Im letzten Winter hast du in Garmisch-Partenkirchen die Abfahrt gewonnen; 24 Stunden später musstest du mit deinem Sturz im Super-G an gleicher Ort und Stelle deine Saison leider vorzeitig beenden. Gehört das sprichwörtliche „Wechselbad der Gefühle“ zum Skirennsport dazu, oder hast du nun zur Kandahar eine Hassliebe entwickelt?
Nein, zur Kandahar habe ich keine Hassliebe entwickelt. Verletzungen gehören im Endeffekt zu meinem Sport dazu. Es ist passiert, und daran kann ich jetzt nichts mehr ändern. Vielmehr habe ich die schönen Augenblicke rund um den Sieg in der Abfahrt im Kopf. Diese Momente zeigen mir, dass ich noch viel erreichen kann und was alles möglich ist.
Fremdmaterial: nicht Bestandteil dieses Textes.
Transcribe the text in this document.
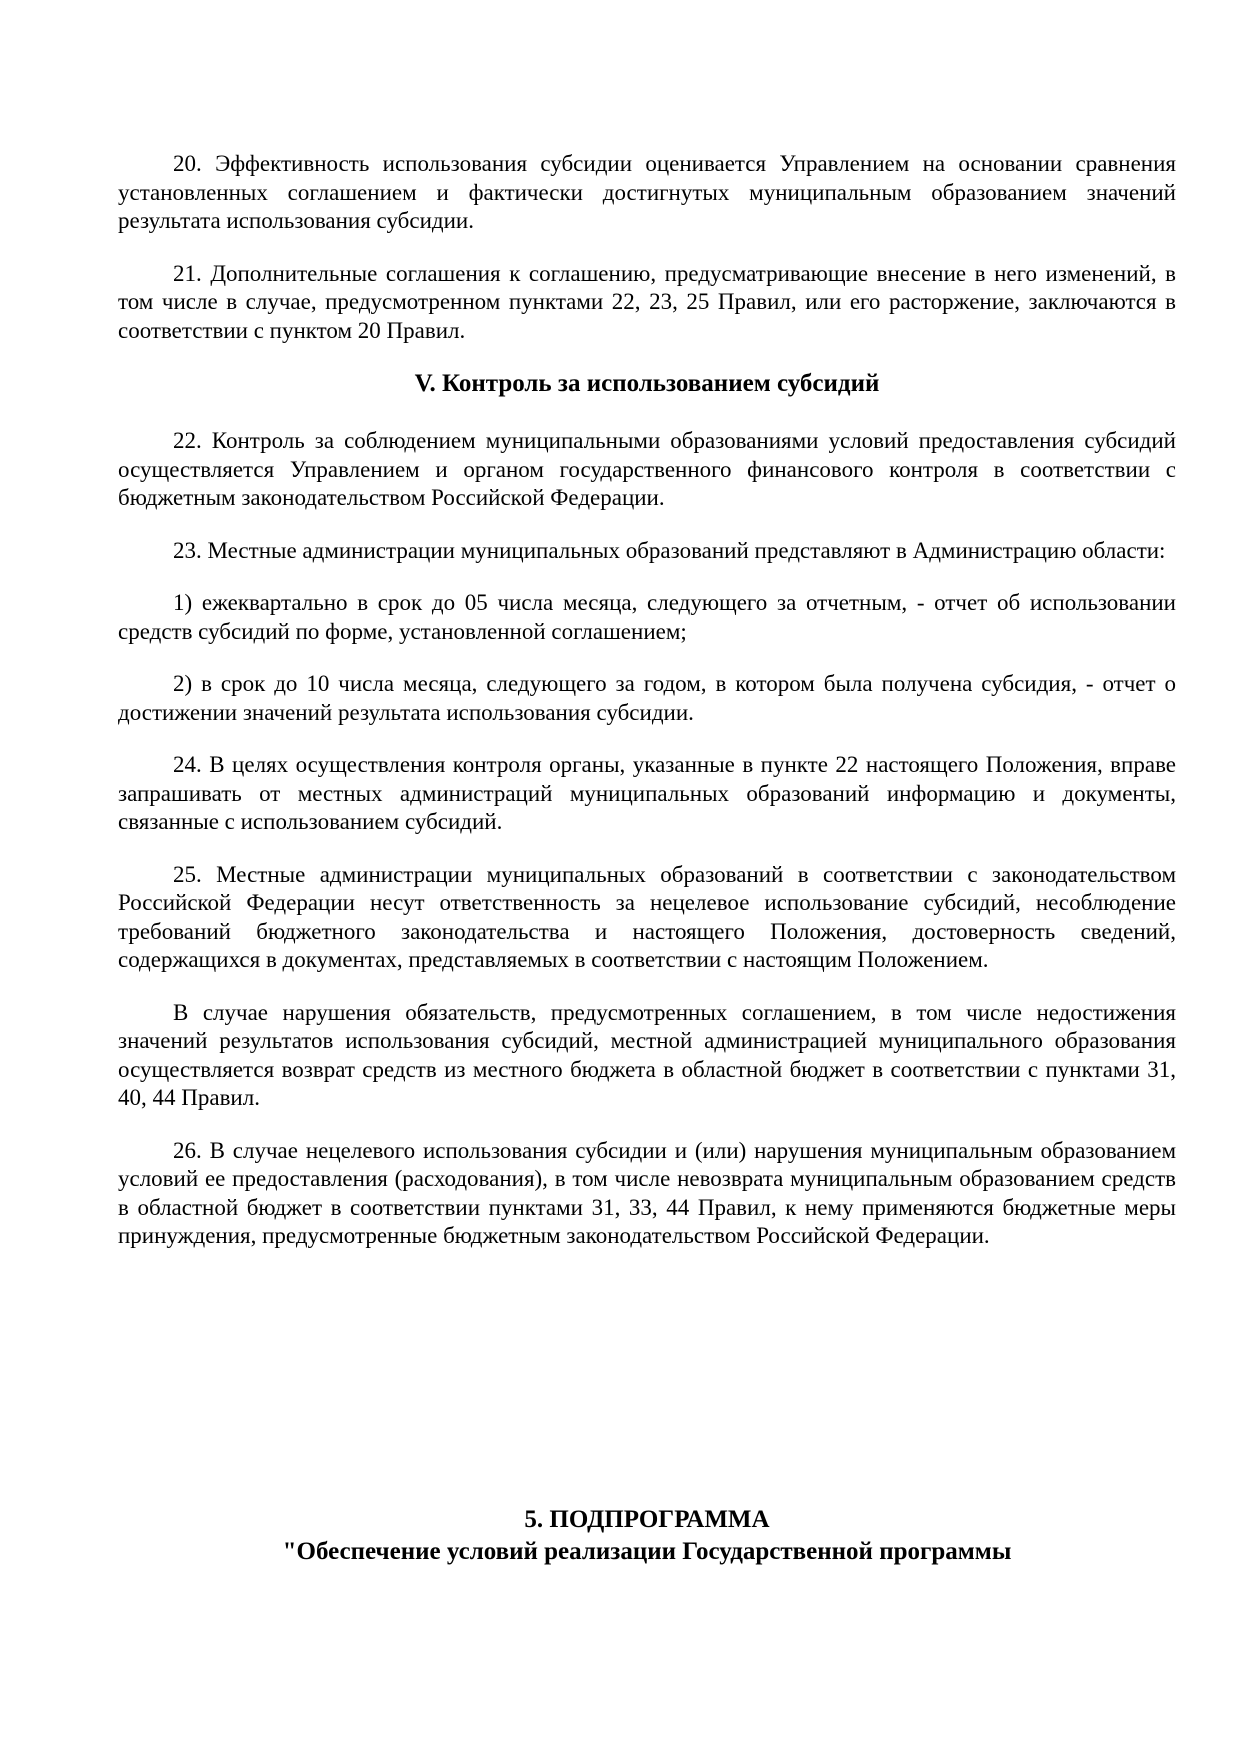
20. Эффективность использования субсидии оценивается Управлением на основании сравнения установленных соглашением и фактически достигнутых муниципальным образованием значений результата использования субсидии.

21. Дополнительные соглашения к соглашению, предусматривающие внесение в него изменений, в том числе в случае, предусмотренном пунктами 22, 23, 25 Правил, или его расторжение, заключаются в соответствии с пунктом 20 Правил.

V. Контроль за использованием субсидий

22. Контроль за соблюдением муниципальными образованиями условий предоставления субсидий осуществляется Управлением и органом государственного финансового контроля в соответствии с бюджетным законодательством Российской Федерации.

23. Местные администрации муниципальных образований представляют в Администрацию области:

1) ежеквартально в срок до 05 числа месяца, следующего за отчетным, - отчет об использовании средств субсидий по форме, установленной соглашением;

2) в срок до 10 числа месяца, следующего за годом, в котором была получена субсидия, - отчет о достижении значений результата использования субсидии.

24. В целях осуществления контроля органы, указанные в пункте 22 настоящего Положения, вправе запрашивать от местных администраций муниципальных образований информацию и документы, связанные с использованием субсидий.

25. Местные администрации муниципальных образований в соответствии с законодательством Российской Федерации несут ответственность за нецелевое использование субсидий, несоблюдение требований бюджетного законодательства и настоящего Положения, достоверность сведений, содержащихся в документах, представляемых в соответствии с настоящим Положением.

В случае нарушения обязательств, предусмотренных соглашением, в том числе недостижения значений результатов использования субсидий, местной администрацией муниципального образования осуществляется возврат средств из местного бюджета в областной бюджет в соответствии с пунктами 31, 40, 44 Правил.

26. В случае нецелевого использования субсидии и (или) нарушения муниципальным образованием условий ее предоставления (расходования), в том числе невозврата муниципальным образованием средств в областной бюджет в соответствии пунктами 31, 33, 44 Правил, к нему применяются бюджетные меры принуждения, предусмотренные бюджетным законодательством Российской Федерации.

5. ПОДПРОГРАММА
"Обеспечение условий реализации Государственной программы
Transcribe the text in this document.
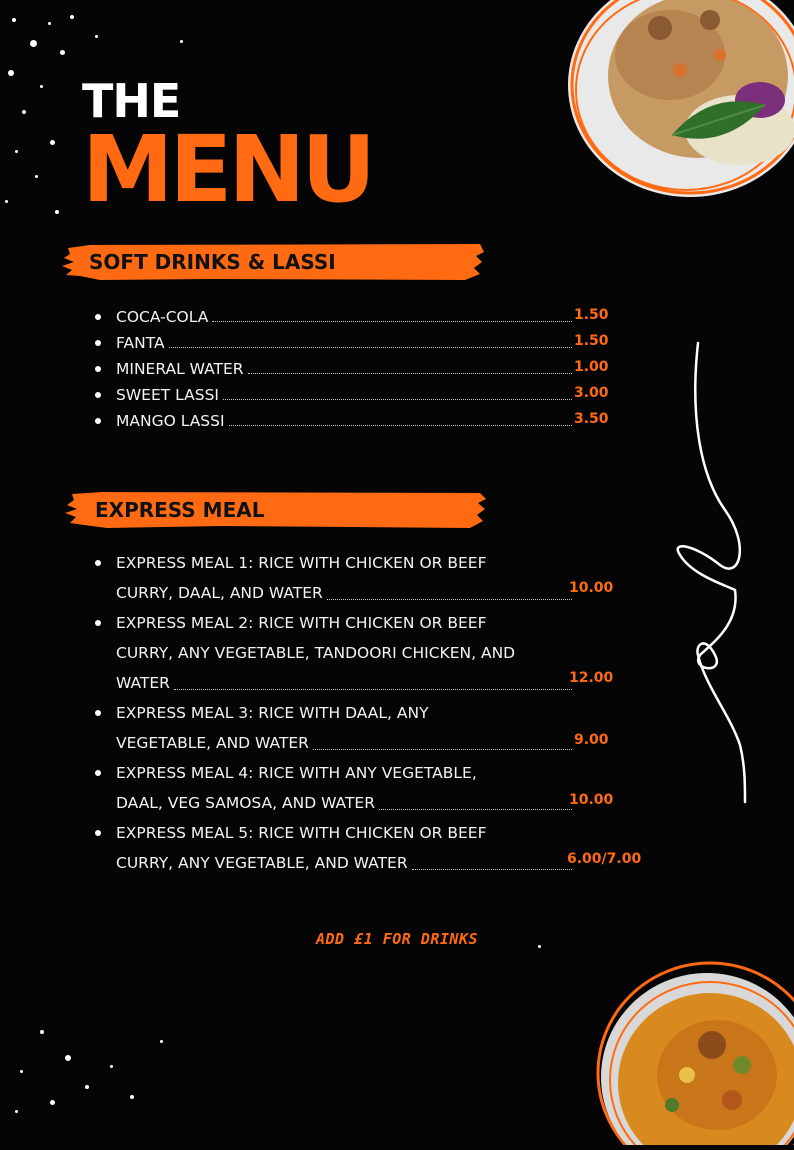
THE
MENU
SOFT DRINKS & LASSI
COCA-COLA
FANTA
MINERAL WATER
SWEET LASSI
MANGO LASSI
1.50
1.50
1.00
3.00
3.50
EXPRESS MEAL
EXPRESS MEAL 1: RICE WITH CHICKEN OR BEEF
CURRY, DAAL, AND WATER
EXPRESS MEAL 2: RICE WITH CHICKEN OR BEEF
CURRY, ANY VEGETABLE, TANDOORI CHICKEN, AND
WATER
EXPRESS MEAL 3: RICE WITH DAAL, ANY
VEGETABLE, AND WATER
EXPRESS MEAL 4: RICE WITH ANY VEGETABLE,
DAAL, VEG SAMOSA, AND WATER
EXPRESS MEAL 5: RICE WITH CHICKEN OR BEEF
CURRY, ANY VEGETABLE, AND WATER
10.00
12.00
9.00
10.00
6.00/7.00
ADD £1 FOR DRINKS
Dementsprechend setze ich alles daran, diese schönen Momente zu wiederholen und darauf arbeite ich hin.
Derzeit wird die Thematik, ob die alpinen Ski-Weltmeisterschaften in Cortina d’Ampezzo im Februar 2021 oder im Anschluss an die Olympischen Winterspiele 2022 in Peking ausgetragen werden sollen, heiß diskutiert. Nicht wenige, renommierte Athletinnen und Athleten können zwei Großveranstaltungen im Jahr 2022 nichts Positives abgewinnen. Wie stehst du dazu, und wie würdest du als etwaige FIS-Präsidentin in so einer Situation reagieren und handeln?
Das ist keine leichte Frage. Ich kann nicht abschätzen, wie das Ganze nun ablaufen wird. Als Sportlerin kann ich definitiv sagen, dass es unmöglich ist, dass die Olympischen Winterspiele und die Ski-Welttitelkämpfe im gleichen Jahr stattfinden. Man bereitet sich körperlich intensiv darauf vor. Für beide Events wäre es keineswegs förderlich, beide dicht aufeinandergefolgt zu veranstalten. Dadurch würden beide Großveranstaltungen jede Menge an Wert verlieren. Wenn ich der FIS als Präsidentin vorstehen würde, würde ich alles versuchen, dass im nächsten Jahr in Cortina die Ski-WM über die Bühne gehen kann.